What's Wrong with Suicide Bombing?


This was an interesting read from an old post that appeared in The Wisdom Fund

What's wrong with "suicide" bombing? Like tanks, gunships, bunker-busting bombs, F-16s, and cruise missiles, it kills people. That's what's wrong.

The reported fatalities between December 1987–the first Palestinian intifada–and January 2002 were 2,166 Palestinians, and 454 Israelis. During this same period, the number of Palestinians seriously injured by live ammunition, rubber bullets, shrapnel, etc. were 18,761; the number of Israelis seriously injured 427. This from statistics reportedly endorsed by the Israeli human rights group, B'Tselem.

According to University of California professor Huston Smith, author of The World's Religions:

"The Koran's definition of a Holy War is virtually identical with that of a Just War in the Canon Law of Catholicism. It must either be defensive or to right an horrendous wrong."

Islam forbids killing except in certain circumstances such as in self defense, or in response to another killing. Even then Islam counsels forgiveness, or compensation for the victim's family. What else is wrong with "suicide" bombing? Legally, less than what one might believe. While it may or may not be good strategy, it appears to be permissable under international law. Most Israelis over the age of 18, aren't exactly civilians. All eligible men and women are drafted into the Israel Defense Force at age 18. Men serve for three years, women for 21 months. Upon completion of compulsory service each soldier is assigned to a reserve unit. We Hold These Truths, a Christian organization, reports:

– All Israeli busses are owned and operated by the state, and each one serves as a military transport vehicle. Civilian passengers often find themselves riding next to an on-duty, rifle-carrying soldier being ferried to a duty station.

– Israeli pizzerias and McDonalds fast-food restaurants are teeming with off-duty and on-duty Israeli military men and women, many of both sexes carrying rifles.

Palestine is occupied land, and under international law, the Palestinians have the legal right to resist this occupation by any and all means. This may make busses, restaurants, discos–where Israeli military congregate, lawful targets. But there's no excuse for killing children. And there's no excuse for either Israelis or Palestinians knowingly putting children in harm's way. And what fuels the intifada, and the Palestinian "suicide" bombings, is Israeli destruction of Palestinian homes and orchards, Israeli settlements–a violation of international law, and President Sharon's desire to scuttle the peace process, and drive Arabs out of Palestine, permanently.

Suicide–the deliberate termination of one's life–for a greater cause is not an Arab monopoly. The Japanese used kamikaze or "suicide" attacks in World War II; a woman belonging to the Tamil Tigers blew up herself, several others, and India's prime minister Rajiv Gandhi; and those who protect the U.S. president are taught to sacrifice their lives if necessary. And what Western media call "suicide" bombings are generally viewed as martyrdom by Arabs. Islamic scholars say Islam forbids suicide, but accepts martyrdom–suicide being a selfish act contrary to God's will, martyrdom being an act of courage, sacrifice, and faith.

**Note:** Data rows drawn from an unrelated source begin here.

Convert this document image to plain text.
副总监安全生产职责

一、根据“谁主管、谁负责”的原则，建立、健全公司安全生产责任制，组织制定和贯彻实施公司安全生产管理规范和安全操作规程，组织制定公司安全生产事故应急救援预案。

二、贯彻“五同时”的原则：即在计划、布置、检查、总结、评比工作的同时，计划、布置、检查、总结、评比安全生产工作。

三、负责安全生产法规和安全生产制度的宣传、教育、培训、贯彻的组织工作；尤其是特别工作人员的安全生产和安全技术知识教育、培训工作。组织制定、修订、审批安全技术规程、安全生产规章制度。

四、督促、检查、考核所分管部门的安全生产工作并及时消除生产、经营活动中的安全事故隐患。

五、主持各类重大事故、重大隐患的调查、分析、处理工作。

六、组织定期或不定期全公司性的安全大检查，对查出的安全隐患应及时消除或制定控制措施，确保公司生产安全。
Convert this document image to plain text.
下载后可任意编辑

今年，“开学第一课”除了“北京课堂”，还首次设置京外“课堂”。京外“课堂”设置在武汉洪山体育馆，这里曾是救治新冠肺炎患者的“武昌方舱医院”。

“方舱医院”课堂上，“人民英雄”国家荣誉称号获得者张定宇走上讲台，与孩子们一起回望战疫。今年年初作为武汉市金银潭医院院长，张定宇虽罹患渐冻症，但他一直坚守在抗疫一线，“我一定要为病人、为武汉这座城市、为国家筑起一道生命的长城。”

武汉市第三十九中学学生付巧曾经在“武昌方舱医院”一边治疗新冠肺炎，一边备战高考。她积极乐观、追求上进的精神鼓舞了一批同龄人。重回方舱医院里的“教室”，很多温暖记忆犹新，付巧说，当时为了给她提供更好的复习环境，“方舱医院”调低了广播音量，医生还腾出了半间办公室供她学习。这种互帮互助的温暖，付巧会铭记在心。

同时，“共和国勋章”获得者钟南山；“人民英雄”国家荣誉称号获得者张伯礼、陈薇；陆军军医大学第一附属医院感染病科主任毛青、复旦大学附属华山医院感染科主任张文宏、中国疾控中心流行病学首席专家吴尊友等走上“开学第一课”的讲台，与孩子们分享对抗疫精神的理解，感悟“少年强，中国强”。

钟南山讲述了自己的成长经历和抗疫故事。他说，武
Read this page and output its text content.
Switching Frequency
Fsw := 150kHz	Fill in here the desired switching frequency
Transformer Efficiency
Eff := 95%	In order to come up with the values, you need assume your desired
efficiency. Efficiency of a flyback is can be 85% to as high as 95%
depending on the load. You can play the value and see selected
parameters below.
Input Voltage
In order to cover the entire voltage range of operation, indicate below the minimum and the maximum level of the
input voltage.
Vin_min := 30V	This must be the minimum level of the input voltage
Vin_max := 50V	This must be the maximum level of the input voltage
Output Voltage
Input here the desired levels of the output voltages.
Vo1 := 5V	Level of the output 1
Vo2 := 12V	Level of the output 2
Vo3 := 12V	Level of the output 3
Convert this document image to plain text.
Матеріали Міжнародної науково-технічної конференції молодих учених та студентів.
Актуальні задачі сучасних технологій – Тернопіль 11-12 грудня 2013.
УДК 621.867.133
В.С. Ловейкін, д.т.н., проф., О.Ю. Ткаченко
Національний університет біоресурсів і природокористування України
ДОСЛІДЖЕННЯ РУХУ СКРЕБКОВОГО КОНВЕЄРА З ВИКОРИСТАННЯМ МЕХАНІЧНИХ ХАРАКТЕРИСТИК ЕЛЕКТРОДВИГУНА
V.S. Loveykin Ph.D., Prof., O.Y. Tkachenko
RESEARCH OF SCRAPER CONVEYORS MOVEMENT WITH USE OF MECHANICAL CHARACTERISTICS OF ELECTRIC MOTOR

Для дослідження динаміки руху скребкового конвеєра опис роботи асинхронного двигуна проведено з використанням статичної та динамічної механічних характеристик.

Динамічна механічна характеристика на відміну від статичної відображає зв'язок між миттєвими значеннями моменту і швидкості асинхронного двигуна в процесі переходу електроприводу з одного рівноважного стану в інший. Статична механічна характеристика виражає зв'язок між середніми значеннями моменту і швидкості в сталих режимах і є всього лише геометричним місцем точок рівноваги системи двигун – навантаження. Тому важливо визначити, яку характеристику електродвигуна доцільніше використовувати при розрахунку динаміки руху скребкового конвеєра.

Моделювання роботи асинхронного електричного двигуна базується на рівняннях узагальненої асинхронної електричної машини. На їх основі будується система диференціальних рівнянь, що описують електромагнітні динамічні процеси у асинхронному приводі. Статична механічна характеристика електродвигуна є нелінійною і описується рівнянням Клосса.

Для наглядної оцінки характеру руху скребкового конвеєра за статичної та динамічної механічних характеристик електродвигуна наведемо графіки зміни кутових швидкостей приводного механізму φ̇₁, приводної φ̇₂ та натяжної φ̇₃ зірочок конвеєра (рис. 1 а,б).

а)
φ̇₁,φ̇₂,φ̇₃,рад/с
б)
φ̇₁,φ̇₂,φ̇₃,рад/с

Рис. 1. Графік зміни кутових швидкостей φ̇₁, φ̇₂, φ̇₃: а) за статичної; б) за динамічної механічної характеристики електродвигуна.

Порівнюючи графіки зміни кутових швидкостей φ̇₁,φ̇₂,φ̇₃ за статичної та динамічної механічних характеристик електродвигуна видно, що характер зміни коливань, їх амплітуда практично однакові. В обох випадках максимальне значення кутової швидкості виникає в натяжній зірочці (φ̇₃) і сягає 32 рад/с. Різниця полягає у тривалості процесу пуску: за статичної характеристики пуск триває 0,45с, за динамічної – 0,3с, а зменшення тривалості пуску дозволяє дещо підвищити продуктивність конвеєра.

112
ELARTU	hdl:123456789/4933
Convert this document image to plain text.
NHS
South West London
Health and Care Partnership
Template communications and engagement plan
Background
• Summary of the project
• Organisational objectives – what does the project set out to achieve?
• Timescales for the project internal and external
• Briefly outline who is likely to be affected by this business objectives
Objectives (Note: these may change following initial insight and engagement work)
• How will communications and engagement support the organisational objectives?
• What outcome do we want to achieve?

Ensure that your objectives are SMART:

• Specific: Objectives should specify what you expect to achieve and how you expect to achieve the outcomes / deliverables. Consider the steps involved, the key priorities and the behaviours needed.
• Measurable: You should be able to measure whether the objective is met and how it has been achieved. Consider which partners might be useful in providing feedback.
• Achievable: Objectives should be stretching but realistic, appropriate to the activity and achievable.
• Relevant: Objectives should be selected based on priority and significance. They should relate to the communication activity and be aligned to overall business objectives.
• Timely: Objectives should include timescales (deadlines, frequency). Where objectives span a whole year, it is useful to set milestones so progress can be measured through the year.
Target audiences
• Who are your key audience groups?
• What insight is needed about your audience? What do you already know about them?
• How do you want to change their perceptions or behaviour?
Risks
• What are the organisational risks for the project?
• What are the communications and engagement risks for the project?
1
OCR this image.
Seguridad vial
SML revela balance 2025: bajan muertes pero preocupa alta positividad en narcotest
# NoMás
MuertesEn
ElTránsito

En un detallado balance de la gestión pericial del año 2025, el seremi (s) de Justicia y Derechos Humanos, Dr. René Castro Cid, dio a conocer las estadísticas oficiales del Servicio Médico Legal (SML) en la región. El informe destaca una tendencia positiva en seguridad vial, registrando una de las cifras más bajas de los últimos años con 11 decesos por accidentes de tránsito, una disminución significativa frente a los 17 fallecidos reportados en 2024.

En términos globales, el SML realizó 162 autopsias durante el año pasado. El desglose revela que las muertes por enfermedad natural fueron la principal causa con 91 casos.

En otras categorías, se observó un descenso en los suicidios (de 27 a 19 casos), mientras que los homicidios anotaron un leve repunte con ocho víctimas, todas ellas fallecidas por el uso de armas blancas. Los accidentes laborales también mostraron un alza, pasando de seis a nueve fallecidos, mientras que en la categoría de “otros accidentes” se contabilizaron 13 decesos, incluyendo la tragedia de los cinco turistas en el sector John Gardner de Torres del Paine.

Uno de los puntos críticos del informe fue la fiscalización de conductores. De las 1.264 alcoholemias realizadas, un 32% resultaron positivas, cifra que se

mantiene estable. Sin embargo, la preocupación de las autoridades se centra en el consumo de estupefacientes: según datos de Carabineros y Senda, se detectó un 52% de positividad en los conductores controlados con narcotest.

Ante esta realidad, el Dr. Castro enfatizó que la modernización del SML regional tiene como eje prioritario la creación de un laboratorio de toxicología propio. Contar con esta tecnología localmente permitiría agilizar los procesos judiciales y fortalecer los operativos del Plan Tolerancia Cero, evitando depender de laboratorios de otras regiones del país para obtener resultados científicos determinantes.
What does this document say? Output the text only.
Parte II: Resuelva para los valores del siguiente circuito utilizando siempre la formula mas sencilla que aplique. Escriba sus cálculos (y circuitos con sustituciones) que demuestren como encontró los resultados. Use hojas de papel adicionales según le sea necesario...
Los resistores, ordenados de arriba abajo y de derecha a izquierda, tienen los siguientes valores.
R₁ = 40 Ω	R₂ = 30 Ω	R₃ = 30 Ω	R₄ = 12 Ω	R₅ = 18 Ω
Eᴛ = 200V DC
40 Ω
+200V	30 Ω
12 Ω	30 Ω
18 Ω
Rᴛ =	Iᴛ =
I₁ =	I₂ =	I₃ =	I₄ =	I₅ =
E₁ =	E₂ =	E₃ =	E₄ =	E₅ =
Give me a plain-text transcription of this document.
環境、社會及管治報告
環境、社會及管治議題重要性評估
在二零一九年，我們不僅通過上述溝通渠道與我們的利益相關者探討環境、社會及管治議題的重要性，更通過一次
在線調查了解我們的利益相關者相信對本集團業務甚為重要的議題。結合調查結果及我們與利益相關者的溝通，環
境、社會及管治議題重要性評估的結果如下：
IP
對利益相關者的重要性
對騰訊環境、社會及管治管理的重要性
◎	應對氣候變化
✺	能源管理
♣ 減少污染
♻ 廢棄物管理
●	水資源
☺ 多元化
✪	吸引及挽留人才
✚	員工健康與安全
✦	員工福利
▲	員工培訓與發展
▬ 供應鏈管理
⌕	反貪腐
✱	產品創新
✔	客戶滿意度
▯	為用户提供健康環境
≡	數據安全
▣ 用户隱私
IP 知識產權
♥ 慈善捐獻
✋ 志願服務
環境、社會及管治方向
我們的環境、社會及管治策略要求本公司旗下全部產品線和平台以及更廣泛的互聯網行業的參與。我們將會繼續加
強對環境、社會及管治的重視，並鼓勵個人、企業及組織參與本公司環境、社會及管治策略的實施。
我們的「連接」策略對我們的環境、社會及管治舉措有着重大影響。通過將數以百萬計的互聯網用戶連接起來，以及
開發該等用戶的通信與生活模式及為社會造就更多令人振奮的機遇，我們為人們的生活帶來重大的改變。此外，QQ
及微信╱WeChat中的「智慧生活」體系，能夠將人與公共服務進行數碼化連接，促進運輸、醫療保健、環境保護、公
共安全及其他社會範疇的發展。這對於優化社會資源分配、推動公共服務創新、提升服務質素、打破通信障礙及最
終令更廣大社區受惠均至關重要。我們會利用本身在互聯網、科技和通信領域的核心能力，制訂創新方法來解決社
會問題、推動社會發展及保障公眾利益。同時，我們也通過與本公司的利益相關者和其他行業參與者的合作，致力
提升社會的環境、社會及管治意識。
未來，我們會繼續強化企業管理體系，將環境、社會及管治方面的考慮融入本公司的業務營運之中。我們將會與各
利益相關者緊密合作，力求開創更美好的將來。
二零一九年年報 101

In the end, whether it's "suicide" bombers, or tanks, gunships, bunker-busting bombs, F-16s, and cruise missiles, the end result is the same: people die. And Palestinians are the overwhelming victims. So why does the media focus on "suicide" bombing?

Because it sets up Palestinian Arabs, Christian and Muslim, as the "other," therefore, a more legitimate target in the eyes of the American public, and it helps legitimize Israel's criminal conduct against the Palestinians, which, according to Francis A. Boyle, professor of international law, "has been financed, armed, equipped, supplied, and politically supported by the United States."